Four Ways to Prepare Your Pitch — Each One Stands on Its Own
Most founders assume PresenterPrep is a sequence: upload the deck, get the analysis, practice with the coach, record a take, send the share link. That’s one way to use it — the full loop, if you’re three weeks from a meeting and want to cover every angle.
But each step is also a standalone tool. You don’t have to do all four. You don’t have to do them in order. If the problem today is “I don’t know what’s missing from my deck,” solve that problem and stop. If you already have a recording and just need a clean investor-facing link with view tracking, start at step four. The tools connect — but they don’t depend on each other.
Here’s what each entry point does, who it’s for, and when stopping at that step is the right call.
Get your deck reviewed
→ How to Get Your Pitch Deck Reviewed Before You Pitch →
Upload a PDF. Get back a structural gap analysis: what’s present, what’s missing, what’s structurally weak across the sections investors actually check — problem, solution, market size, business model, traction, team, the ask, why now, competition. The review also extracts a full summary of your deck — company description, ICP, positioning, team — so you can see what a cold reader actually takes away, and edit anything the deck is saying wrong.
Stop here if you want a cold read before you polish further.

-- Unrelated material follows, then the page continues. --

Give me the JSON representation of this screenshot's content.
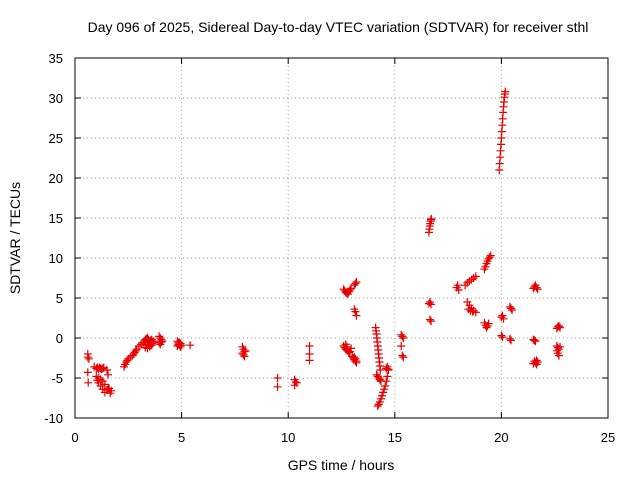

Most founders have looked at their own slides too many times to see the gaps. The market-size logic that feels airtight to you — because you’ve been living inside it for six weeks — looks hand-wavy to someone reading it cold. The review finds that before the room does.
You don’t need to practice, record, or share anything to use this step. Upload the deck, take the feedback, fix the obvious gaps, close the tab.
Practice your pitch out loud
→ How to Practice Your Pitch With a Voice AI Coach →
A voice AI coach listens to your pitch, follows your slides on command, and interrupts — the way an investor does — when you skim the competition slide, when the market math doesn’t hold up, when the ask is vague and you’re hoping no one notices. You can also practice free-form, with no deck, if you want to rehearse the verbal story before the slides exist or just work through Q&A in conversation.
Stop here if your problem is delivery — pacing, fluency, handling hard questions. A pitch you’ve read fifty times in your head will often fall apart the first time you say it aloud in real time. Practice is the fix for that, and it only takes one or two sessions to find where the pitch breaks.
You don’t need to record or share. The session logs in your account; nothing goes anywhere.
Record your pitch
During a practice session, press Record. The coach captures voice, slides advancing in sync, and optionally webcam. Multiple takes land in a gallery — you review them, pick the best one, and that’s what goes onto a pitch page or gets sent to an advisor. If you already have a recording from Zoom, Loom, or your phone, you can upload it directly and skip in-app capture entirely.
Stop here if you want a recording you can watch back or share with a co-founder or mentor. Hearing yourself pitch is different from reading your slides. The slide where your voice drops; the moment you rush through the ask because you’re not sure of the number — a recording surfaces all of it. Capture the take. Decide later whether to publish it.
You don’t need to create a pitch page or send it to investors.
Share with investors and track the open
→ How to Share Your Pitch With Investors and Track If They Opened It →
Take a recording — in-app or your own — and publish it as an investor-facing pitch page: company description, team bios, and the recording, one link. Send one link per investor. See when they open it, whether they watched through, and when to follow up. Links are private — unguessable, never indexed, never visible on the web. You choose per investor whether the link opens immediately or requires an email first. Revoke any link from the dashboard without affecting the others.
Stop here if you already have a recording and just need a trackable way to send it to investors. You don’t need to have practiced in the app to use this step. Bring your own recording, build the pitch page, and start tracking.
The full loop
The four steps connect: review surfaces the deck’s structural gaps before rehearsal; practice gets you fluent and ready for hard questions; recording captures the take worth sending; the share link puts it in front of investors with view tracking so you know who engaged.
But you don’t need everything at once. Pick the problem you’re solving today — the gap in the deck, the delivery that needs work, the recording to capture, the link to track. The rest is there when you need it.